The reason behind choosing sole proprietorship as the business form is due to the many benefits it offers despite limitations in areas of size and resources. The benefits are mentioned below:

  1. It is very easy to set up a sole proprietorship business as very few legal formalities are required. Similarly, the winding up of the business is also hassle-free.
  2. As the sole decision maker, the sole proprietor enjoys complete hold over the business, which makes decisions quick.
  3. Sole proprietor enjoys all the profits earned by the business and, at the same has to bear all the losses.
  4. Highly flexible in operations as the sole proprietor is the only person managing the operation.

Application Questions for NCERT Business Studies Solutions Class 11 Chapter 2

  1. In which form of organisation is a trade agreement made by one owner binding on the others? Give reasons to support your answer.

In a partnership form of business, a trade agreement made by any one owner becomes legally binding for the other partners. This is due to the fact that every partner is, by rule, both agent and a principal. So each partner acts as an agent of the firm and binds all other partners, and each partner is also principal of the firm, so he is bound by the action of other partners

  1. The business assets of an organisation amount to Rs. 50,000, but the debts that remain unpaid are Rs. 80,000. What course of action can the creditors take if
    (a) The organisation is a sole proprietorship firm
    (b) The organisation is a partnership firm with Anthony and Akbar as partners. Which of the two partners can the creditors approach for repayment of the debt? Explain, giving reasons.

(a) As the sole proprietor has unlimited liability in the case of a sole proprietorship, creditors can claim the personal assets of the proprietor in case of debt repayment.

(b) The creditors can approach both partners, Anthony and Akbar, and they need to pay as per their share in the partnership. If one of the partners becomes insolvent, then the other partner can be approached for debt repayment.

  1. Neha is a sole proprietor. Over the past decade, her business has grown from operating a neighbourhood corner shop selling accessories such as artificial jewellery, bags, hair clips and nail art to a retail chain with three branches in the city. Although she looks after the varied functions in all the branches, she wonders whether she should form a company to manage the business better. She also has plans to open branches countrywide.
    (a) Explain two benefits of remaining a sole proprietor
    (b) Explain two benefits of converting to a joint stock company
    (c) What role will her decision to go nationwide play in her choice of form of the organisation?
    (d) What legal formalities will she have to undergo to operate the business as a company?

(a) The benefits of remaining a sole proprietor are listed below:

  1. All profits of the business are owned by a sole proprietor
  2. Independent decision-making can be done in the case of a sole proprietorship

(b) The following are two benefits of converting to a joint stock company.

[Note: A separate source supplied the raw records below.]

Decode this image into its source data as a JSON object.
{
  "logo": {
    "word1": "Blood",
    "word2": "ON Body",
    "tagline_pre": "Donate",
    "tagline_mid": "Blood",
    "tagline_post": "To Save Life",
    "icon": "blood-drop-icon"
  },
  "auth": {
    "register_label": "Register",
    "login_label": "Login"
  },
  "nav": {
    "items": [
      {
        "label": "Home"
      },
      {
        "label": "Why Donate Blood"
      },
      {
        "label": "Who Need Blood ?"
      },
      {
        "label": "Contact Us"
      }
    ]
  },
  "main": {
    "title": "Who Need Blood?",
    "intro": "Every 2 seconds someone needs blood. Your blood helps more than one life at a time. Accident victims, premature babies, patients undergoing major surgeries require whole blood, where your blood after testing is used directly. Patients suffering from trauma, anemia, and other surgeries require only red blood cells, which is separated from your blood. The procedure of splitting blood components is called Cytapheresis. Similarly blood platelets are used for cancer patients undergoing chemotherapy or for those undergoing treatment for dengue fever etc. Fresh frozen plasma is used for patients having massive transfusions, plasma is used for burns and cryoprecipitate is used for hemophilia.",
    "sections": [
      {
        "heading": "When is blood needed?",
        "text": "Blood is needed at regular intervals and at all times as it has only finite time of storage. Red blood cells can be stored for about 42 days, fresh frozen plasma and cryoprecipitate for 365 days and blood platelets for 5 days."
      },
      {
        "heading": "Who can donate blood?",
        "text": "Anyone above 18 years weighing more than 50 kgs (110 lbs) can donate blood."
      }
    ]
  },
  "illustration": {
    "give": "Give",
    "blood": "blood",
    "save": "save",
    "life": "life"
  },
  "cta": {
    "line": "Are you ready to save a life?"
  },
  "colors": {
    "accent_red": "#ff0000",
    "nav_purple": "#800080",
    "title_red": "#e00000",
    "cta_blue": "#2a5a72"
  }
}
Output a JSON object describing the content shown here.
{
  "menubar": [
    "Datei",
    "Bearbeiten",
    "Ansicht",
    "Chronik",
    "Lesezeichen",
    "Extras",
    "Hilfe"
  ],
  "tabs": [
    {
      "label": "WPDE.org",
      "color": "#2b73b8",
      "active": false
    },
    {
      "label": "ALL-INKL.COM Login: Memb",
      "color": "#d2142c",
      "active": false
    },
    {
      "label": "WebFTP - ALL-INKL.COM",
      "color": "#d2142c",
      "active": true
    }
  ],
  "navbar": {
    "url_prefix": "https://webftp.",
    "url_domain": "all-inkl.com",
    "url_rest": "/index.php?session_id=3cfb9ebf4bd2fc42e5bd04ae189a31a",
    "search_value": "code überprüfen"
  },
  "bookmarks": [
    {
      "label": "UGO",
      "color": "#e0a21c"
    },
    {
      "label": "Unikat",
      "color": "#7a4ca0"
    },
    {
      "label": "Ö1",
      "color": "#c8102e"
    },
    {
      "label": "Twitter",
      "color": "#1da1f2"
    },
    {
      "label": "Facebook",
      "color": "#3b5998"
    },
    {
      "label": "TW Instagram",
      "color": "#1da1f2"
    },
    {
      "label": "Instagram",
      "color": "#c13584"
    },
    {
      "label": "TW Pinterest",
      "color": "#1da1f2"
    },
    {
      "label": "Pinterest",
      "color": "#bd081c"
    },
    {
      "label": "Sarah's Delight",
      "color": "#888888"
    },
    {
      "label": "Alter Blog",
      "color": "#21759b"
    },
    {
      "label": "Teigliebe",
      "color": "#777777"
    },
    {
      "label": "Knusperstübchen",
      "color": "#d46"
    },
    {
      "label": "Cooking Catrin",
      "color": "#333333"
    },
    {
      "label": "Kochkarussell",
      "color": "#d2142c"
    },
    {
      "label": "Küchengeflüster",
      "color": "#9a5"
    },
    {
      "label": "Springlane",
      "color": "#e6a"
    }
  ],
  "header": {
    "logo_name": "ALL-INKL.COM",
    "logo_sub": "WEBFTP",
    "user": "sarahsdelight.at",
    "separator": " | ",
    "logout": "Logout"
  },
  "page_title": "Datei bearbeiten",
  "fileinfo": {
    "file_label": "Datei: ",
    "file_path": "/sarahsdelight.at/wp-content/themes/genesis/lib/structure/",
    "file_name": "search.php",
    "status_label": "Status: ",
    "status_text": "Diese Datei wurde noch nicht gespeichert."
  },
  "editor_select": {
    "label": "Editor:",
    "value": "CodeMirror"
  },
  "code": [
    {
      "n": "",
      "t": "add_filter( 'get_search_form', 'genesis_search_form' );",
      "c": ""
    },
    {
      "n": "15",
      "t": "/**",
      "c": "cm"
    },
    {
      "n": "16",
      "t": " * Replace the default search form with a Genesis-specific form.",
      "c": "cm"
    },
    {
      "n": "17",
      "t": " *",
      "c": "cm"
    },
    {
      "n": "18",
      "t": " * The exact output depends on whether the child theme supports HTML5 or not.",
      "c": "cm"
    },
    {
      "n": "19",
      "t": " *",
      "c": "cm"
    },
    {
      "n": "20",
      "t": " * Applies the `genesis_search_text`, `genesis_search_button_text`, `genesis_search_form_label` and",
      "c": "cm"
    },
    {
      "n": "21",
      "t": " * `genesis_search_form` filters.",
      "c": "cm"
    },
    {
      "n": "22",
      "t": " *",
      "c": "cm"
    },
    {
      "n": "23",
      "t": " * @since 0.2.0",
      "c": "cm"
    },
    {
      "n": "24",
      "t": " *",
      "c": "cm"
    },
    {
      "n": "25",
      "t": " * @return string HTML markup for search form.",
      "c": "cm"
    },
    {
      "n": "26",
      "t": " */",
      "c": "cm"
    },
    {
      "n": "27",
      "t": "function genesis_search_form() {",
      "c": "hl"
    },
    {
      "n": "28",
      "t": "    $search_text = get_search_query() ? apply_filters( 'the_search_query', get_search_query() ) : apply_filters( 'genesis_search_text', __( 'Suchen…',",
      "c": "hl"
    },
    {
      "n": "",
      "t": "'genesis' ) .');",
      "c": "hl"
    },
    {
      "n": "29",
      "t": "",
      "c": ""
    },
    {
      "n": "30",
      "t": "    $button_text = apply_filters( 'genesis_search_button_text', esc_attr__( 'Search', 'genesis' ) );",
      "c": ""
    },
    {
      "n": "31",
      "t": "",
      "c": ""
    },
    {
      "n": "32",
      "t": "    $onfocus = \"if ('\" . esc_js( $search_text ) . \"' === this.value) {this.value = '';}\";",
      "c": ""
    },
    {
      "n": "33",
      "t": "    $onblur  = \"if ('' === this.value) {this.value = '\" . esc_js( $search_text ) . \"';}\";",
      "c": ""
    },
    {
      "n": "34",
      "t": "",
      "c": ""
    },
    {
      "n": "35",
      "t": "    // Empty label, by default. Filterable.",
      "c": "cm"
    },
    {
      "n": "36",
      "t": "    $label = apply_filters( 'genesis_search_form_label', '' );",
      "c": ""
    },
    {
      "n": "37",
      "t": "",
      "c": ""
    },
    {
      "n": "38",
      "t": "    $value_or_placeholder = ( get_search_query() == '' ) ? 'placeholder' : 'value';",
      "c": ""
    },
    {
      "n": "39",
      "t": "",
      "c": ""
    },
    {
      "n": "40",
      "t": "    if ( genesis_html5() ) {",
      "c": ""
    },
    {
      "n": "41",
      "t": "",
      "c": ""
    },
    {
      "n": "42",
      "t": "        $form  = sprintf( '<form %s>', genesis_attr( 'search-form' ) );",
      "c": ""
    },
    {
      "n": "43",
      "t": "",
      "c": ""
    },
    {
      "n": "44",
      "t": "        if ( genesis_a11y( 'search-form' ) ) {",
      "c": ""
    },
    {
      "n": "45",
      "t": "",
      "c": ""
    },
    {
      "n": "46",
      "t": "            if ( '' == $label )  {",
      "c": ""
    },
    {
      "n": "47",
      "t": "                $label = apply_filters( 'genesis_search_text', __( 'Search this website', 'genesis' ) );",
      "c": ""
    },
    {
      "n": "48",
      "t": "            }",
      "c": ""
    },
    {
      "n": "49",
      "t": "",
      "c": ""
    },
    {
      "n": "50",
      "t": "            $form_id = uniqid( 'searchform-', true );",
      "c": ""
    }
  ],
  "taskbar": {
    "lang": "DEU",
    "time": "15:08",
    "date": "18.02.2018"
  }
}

  1. Capital can be expanded by the issue of new shares.
  2. The owners’ liability is limited only to the amount invested by them as capital.

(c) A joint stock company will best serve her interest if the plan is to go nationwide.

(d) The following formalities need to be completed for operating a joint stock company:

  1. Company promotion
  2. Creating necessary documents such as a Memorandum of Association (MoA), Article of Association (AoA) and the mandatory agreement and declaration.